"This new bamboo shoot hangs over my neighbours wall - hasn't yet learned about boundaries." Satish Gupta
Whenever I land in Delhi, the first thing I do is go to Connaught Place and walk around until I find a newspaper wallah to buy a copy of the First City. It is a monthly magazine with listings of events and places to go, but nothing like the usual expat magazines you find in big Asian cities. More of an upmarket publication on culture and the arts for the people of Delhi, with some great columns and interviews. My favourite column is Satish Gupta’s Zen black, Zen white, a painting and a haiku (or sometimes a longer thought) perfectly arranged on a double page. Every time I get so excited to see what it is that I have to open the magazine as I hand over the money to check it out, and only then can I go to a cafe and read the rest.

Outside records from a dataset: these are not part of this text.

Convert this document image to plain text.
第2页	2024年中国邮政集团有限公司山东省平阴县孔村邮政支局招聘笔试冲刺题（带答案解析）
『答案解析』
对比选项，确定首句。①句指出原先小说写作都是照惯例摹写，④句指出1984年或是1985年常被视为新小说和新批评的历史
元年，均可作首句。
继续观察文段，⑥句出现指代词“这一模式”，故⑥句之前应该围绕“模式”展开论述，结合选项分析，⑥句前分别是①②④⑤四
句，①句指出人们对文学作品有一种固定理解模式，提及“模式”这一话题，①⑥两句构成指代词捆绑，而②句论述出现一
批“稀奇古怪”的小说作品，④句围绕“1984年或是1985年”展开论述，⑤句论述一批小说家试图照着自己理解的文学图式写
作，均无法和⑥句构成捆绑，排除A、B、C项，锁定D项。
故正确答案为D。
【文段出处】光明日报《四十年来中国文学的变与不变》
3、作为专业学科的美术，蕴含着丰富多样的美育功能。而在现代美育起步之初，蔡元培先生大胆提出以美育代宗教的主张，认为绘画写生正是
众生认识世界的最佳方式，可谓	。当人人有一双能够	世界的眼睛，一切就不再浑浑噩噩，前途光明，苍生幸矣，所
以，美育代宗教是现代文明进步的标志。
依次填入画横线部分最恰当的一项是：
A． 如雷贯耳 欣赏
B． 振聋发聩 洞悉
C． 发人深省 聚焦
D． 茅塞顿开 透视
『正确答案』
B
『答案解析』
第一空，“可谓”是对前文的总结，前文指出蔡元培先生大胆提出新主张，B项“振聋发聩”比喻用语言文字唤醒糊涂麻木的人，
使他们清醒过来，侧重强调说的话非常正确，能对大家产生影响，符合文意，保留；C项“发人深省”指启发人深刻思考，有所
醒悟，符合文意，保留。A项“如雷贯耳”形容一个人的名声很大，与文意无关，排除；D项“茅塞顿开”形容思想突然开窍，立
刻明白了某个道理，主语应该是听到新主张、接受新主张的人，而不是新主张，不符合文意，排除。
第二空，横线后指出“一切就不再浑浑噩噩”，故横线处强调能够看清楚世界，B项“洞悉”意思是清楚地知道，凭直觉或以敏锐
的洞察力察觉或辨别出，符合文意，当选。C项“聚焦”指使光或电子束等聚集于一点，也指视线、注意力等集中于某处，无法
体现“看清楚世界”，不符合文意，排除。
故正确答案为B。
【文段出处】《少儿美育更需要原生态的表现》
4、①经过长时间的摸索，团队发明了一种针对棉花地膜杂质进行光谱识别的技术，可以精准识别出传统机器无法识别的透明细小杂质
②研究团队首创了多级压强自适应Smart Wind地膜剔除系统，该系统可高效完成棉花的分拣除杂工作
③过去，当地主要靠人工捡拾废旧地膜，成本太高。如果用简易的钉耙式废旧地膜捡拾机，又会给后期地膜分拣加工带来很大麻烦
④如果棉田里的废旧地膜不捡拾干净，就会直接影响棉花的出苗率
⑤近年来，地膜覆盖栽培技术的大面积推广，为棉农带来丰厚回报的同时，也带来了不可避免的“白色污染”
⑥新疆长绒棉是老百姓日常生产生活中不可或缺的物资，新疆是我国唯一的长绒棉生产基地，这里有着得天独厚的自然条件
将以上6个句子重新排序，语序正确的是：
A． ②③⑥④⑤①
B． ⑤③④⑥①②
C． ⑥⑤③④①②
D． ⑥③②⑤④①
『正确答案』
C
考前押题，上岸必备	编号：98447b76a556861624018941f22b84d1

Satish Gupta is an Indian painter, sculptor, writer and poet. While studying art in Paris in the 1970s, one day he walked into a second-hand bookshop opposite Notre Dame and came across a book called Zen Flesh, Zen Bones. Since then, Zen philosophy has inspired his brush, pen and chisel. Now that I am back in Hungary, repacking the things I have accumulated over the last few years of travelling, I found my diary from 2003 with the above haiku and his ink painting of a bamboo. And it moved me just as much as it did seven years ago.